Everybody who knows me knows I have a great disdain for religion as a whole, all one has to do is read about the history of religion to figure out why, especially in the Native American history but that doesn’t stop me from supporting local groups who actively go out to make a difference in the lives of homeless people. Churches reflect the mentality of their parishioners so if the people who make up those churches have ignorant tendencies, don’t be surprised by their behavior. Homeless folks will tell you right off that what they need is housing, not a sermon. Feeding people in parks is fine but they’re still homeless. When a church’s staff goes home for the night and locks it’s doors, there are homeless people sleeping in the doorways or under it’s bushes, I’ve seen it happen a lot in Kent and Auburn. Churches with large empty parking lots at night have run car dwellers off the property, another practice I’ve been a witness to. I once parked across the street in a dirt lot and watched a priest pick up empty bottles and cans and hurl them at homeless people who were sleeping on the premises to get them off the property. Then there’s churches who’ve dragged their feet to be proactive and the sad part about that is, by the time they actually ”get with the program”, the city’s police dogs have spent their time running local homeless people out of the city or due to deliberate lack of homeless services allowed by city government, push local homeless people off onto other cities.
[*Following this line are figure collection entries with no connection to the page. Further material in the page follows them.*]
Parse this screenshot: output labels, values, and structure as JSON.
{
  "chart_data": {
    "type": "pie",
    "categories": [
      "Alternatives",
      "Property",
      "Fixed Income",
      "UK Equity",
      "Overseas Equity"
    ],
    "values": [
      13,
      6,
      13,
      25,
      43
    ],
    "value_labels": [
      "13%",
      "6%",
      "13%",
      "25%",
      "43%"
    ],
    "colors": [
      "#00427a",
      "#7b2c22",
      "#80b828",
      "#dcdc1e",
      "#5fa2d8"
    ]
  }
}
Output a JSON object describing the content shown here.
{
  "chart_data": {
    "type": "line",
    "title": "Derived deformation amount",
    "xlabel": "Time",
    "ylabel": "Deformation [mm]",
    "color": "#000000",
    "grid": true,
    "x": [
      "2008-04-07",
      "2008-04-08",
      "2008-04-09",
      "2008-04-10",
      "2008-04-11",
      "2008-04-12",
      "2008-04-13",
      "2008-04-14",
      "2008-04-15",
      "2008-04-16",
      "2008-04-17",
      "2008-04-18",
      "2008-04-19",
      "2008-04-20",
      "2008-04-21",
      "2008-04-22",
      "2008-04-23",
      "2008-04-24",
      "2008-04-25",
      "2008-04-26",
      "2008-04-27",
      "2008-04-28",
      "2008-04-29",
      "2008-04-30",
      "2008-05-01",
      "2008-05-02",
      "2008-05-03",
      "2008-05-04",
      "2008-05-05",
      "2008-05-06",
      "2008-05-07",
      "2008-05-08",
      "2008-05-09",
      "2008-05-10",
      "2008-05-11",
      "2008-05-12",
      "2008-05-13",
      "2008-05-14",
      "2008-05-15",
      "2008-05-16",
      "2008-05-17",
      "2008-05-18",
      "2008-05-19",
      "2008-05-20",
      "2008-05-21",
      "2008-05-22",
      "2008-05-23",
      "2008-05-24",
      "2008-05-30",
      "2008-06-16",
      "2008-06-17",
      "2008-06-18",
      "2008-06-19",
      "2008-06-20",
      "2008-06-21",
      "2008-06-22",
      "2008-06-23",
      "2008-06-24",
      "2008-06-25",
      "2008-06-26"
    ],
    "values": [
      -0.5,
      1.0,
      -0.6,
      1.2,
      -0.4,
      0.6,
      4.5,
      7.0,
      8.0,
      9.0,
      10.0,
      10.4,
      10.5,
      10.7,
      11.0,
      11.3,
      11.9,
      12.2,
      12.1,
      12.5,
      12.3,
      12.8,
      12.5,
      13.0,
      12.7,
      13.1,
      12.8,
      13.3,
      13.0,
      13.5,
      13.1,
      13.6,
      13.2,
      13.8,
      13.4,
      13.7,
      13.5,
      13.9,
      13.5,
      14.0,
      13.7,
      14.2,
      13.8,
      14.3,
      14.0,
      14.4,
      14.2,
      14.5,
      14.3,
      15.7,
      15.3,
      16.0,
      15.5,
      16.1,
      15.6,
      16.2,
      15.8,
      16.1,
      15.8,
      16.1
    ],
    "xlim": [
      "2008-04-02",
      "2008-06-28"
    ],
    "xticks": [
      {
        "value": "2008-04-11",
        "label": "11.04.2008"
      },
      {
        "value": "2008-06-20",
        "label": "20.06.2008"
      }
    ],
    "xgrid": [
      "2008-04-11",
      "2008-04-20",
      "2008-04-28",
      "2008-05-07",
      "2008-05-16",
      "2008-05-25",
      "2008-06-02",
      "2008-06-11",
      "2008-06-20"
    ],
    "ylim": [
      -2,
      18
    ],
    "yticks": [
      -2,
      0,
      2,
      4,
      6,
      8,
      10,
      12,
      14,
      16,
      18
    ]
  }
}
While this time of year suddenly inspires folks to “Christian charity”, the rest of the year, the less fortunate are given the least of consideration. Instead of preaching salvation, maybe folks ought to start practicing it. How about giving the gift of justice besides just charity? Charity is giving from the top down, justice is leveling the field by ensuring equal access to basic needs everyone has a right to. The higher the pedestal you sit on, the further down you look on other people seems to be the reality of what people do, not what they say they believe in.